A clear motive for Sunday night’s stabbing hasn’t been determined.


“We haven’t connected him to any radical group or white supremacist group or anything like that,” Rojas said.


Check out the statement from Oakland Mayor Libby Schaaf on the suspect’s arrest below:


“The senseless murder of Nia Wilson and the stabbing of her sister Latifah has traumatized our community, and most especially their family and friends. I want to again express my condolences to them, first and foremost. I am relieved to learn that the suspect was apprehended after an anonymous tip from a BART rider led to the arrest of the suspect. May this serve as the first step in bringing justice for the Wilson family, and healing to our community. As the Mayor of Oakland, it’s important I acknowledge that this horrific crime has a context. Although investigators currently have no evidence to conclude that this tragedy was racially motivated or that the suspect was affiliated with any hate groups, the fact that his victims were both young African American women stirs deep pain and palpable fear in all of us who acknowledge the reality that our country still suffers from a tragic and deeply racist history.
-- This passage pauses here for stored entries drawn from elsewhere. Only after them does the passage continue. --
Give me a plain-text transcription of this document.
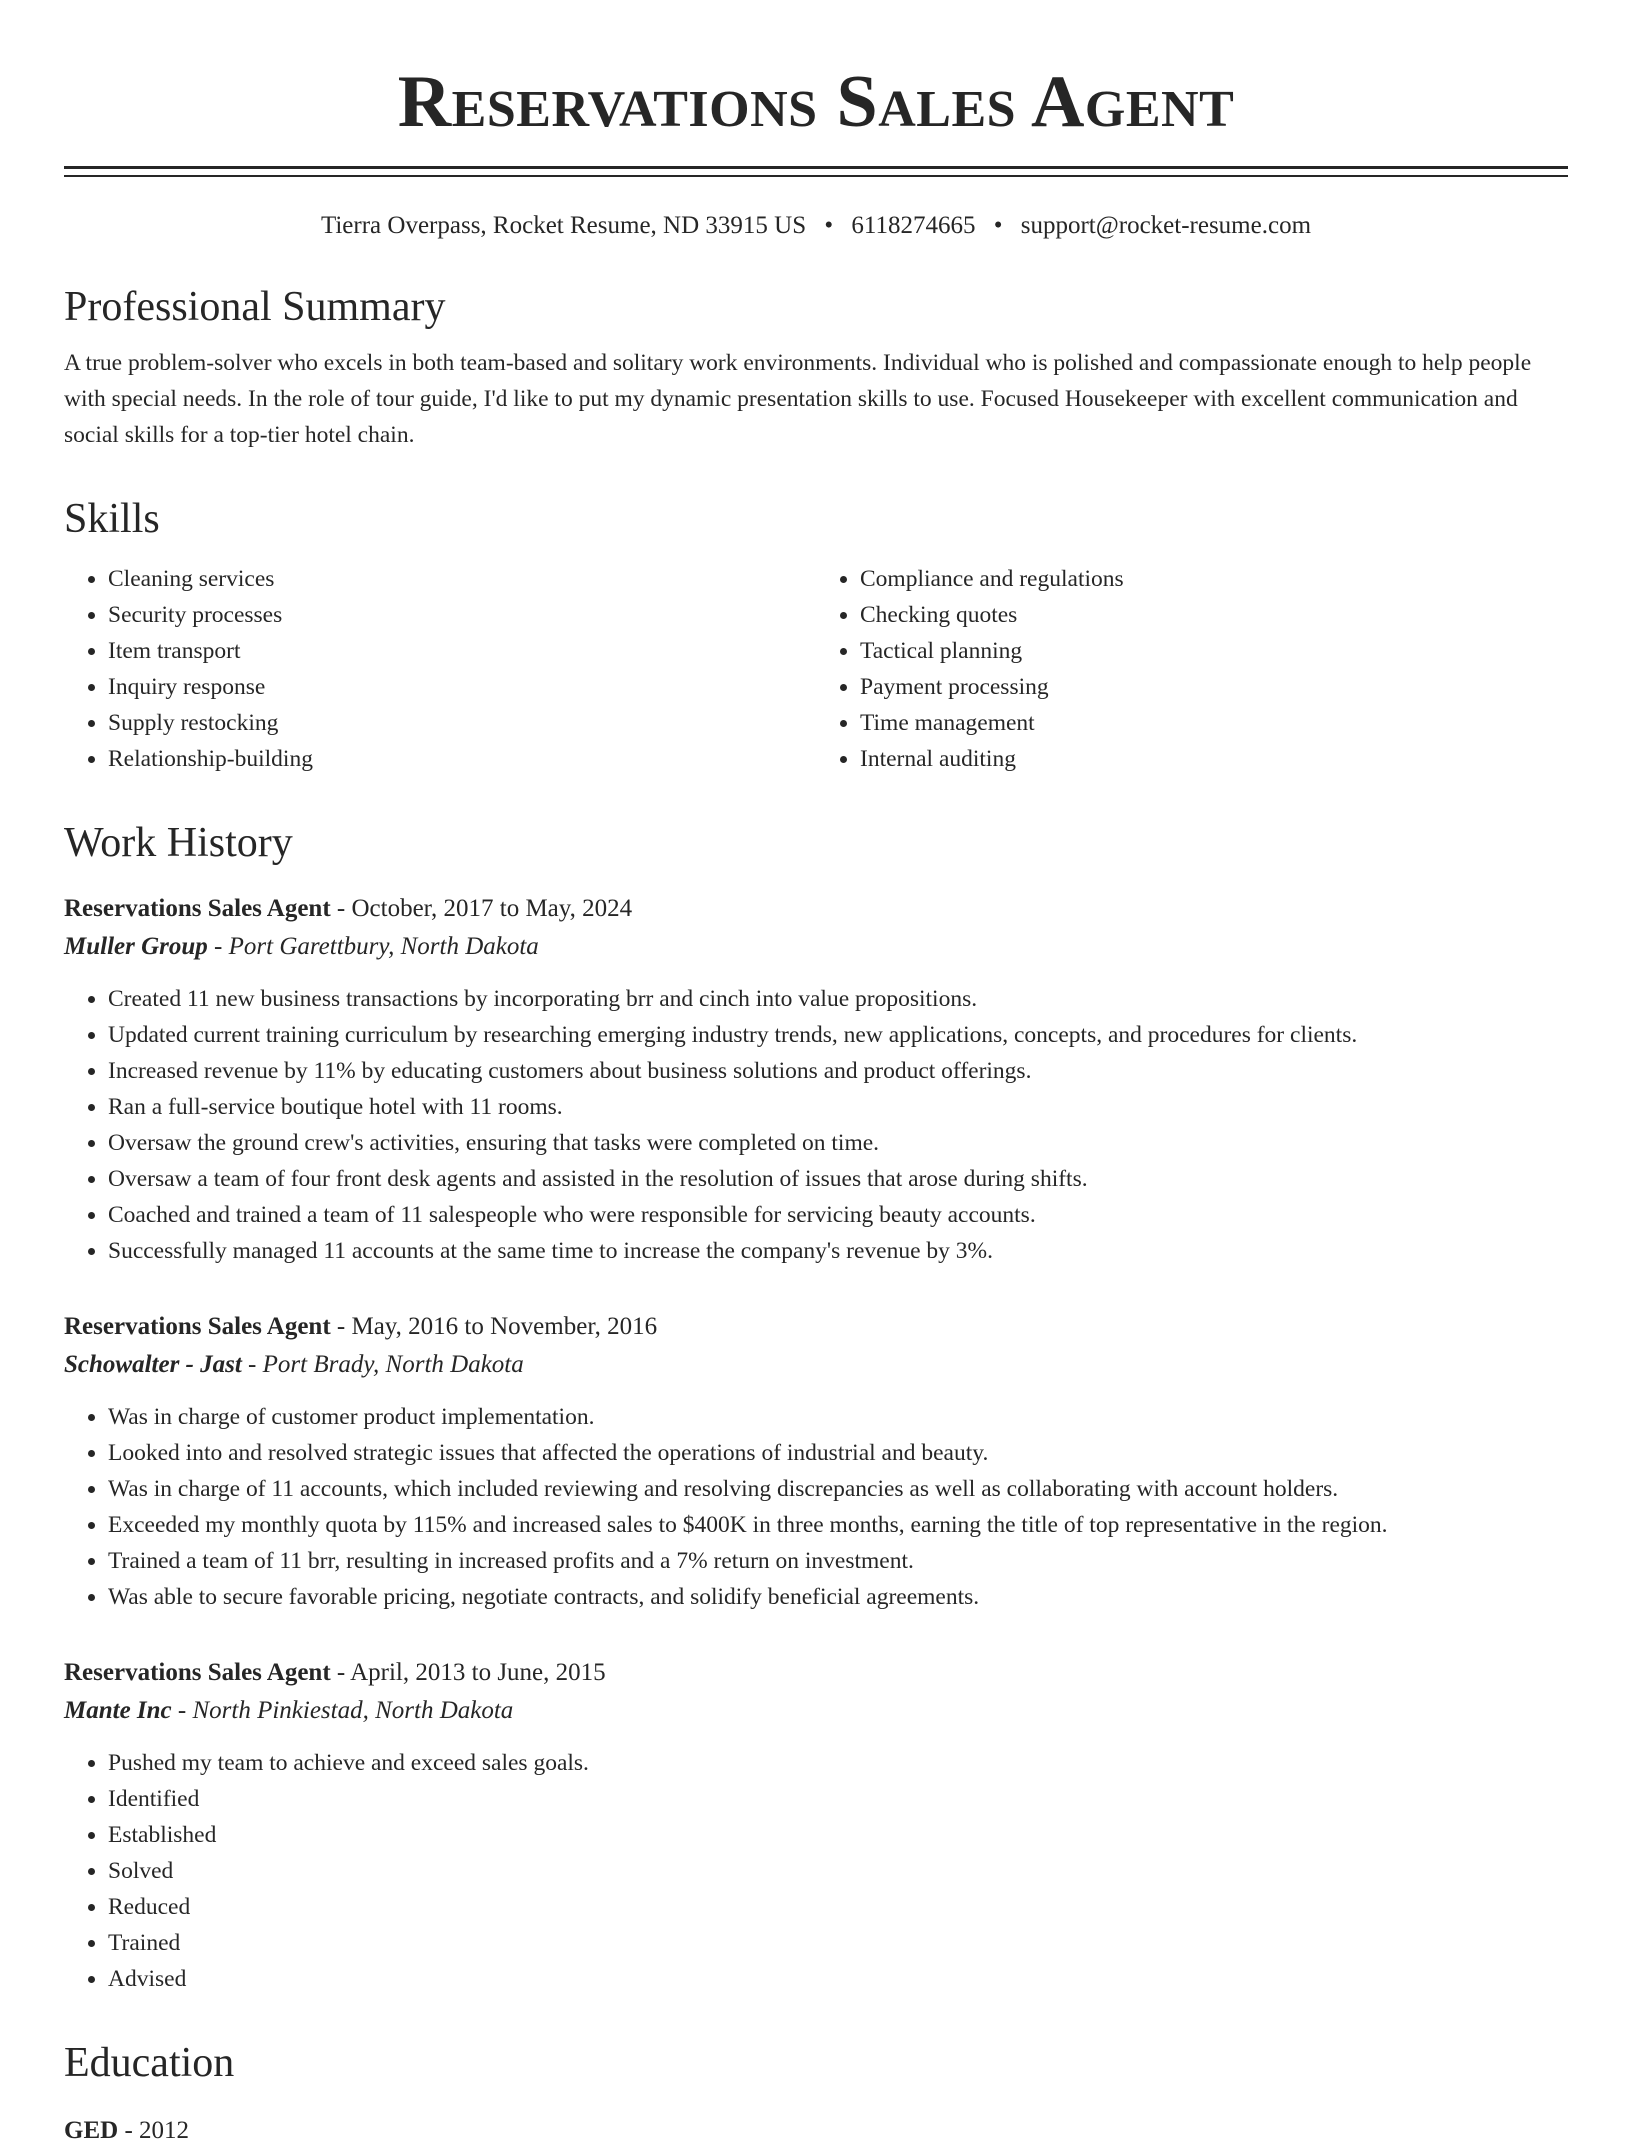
Reservations Sales Agent
Tierra Overpass, Rocket Resume, ND 33915 US • 6118274665 • support@rocket-resume.com
Professional Summary

A true problem-solver who excels in both team-based and solitary work environments. Individual who is polished and compassionate enough to help people with special needs. In the role of tour guide, I'd like to put my dynamic presentation skills to use. Focused Housekeeper with excellent communication and social skills for a top-tier hotel chain.

Skills
• Cleaning services
• Security processes
• Item transport
• Inquiry response
• Supply restocking
• Relationship-building
• Compliance and regulations
• Checking quotes
• Tactical planning
• Payment processing
• Time management
• Internal auditing
Work History
Reservations Sales Agent - October, 2017 to May, 2024
Muller Group - Port Garettbury, North Dakota
• Created 11 new business transactions by incorporating brr and cinch into value propositions.
• Updated current training curriculum by researching emerging industry trends, new applications, concepts, and procedures for clients.
• Increased revenue by 11% by educating customers about business solutions and product offerings.
• Ran a full-service boutique hotel with 11 rooms.
• Oversaw the ground crew's activities, ensuring that tasks were completed on time.
• Oversaw a team of four front desk agents and assisted in the resolution of issues that arose during shifts.
• Coached and trained a team of 11 salespeople who were responsible for servicing beauty accounts.
• Successfully managed 11 accounts at the same time to increase the company's revenue by 3%.
Reservations Sales Agent - May, 2016 to November, 2016
Schowalter - Jast - Port Brady, North Dakota
• Was in charge of customer product implementation.
• Looked into and resolved strategic issues that affected the operations of industrial and beauty.
• Was in charge of 11 accounts, which included reviewing and resolving discrepancies as well as collaborating with account holders.
• Exceeded my monthly quota by 115% and increased sales to $400K in three months, earning the title of top representative in the region.
• Trained a team of 11 brr, resulting in increased profits and a 7% return on investment.
• Was able to secure favorable pricing, negotiate contracts, and solidify beneficial agreements.
Reservations Sales Agent - April, 2013 to June, 2015
Mante Inc - North Pinkiestad, North Dakota
• Pushed my team to achieve and exceed sales goals.
• Identified
• Established
• Solved
• Reduced
• Trained
• Advised
Education
GED - 2012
I recognize that Sunday’s tragic events came on the heels of news that white supremacists were attempting to gather at a downtown bar this evening. I appreciate the commitment of these establishments to prohibit such activity in their businesses and then decided to hold a “Pro Oakland Movement” event this evening to support organizations that fight bigotry and discrimination on behalf of our community and our values. Oakland has no room for hate or white supremacy.”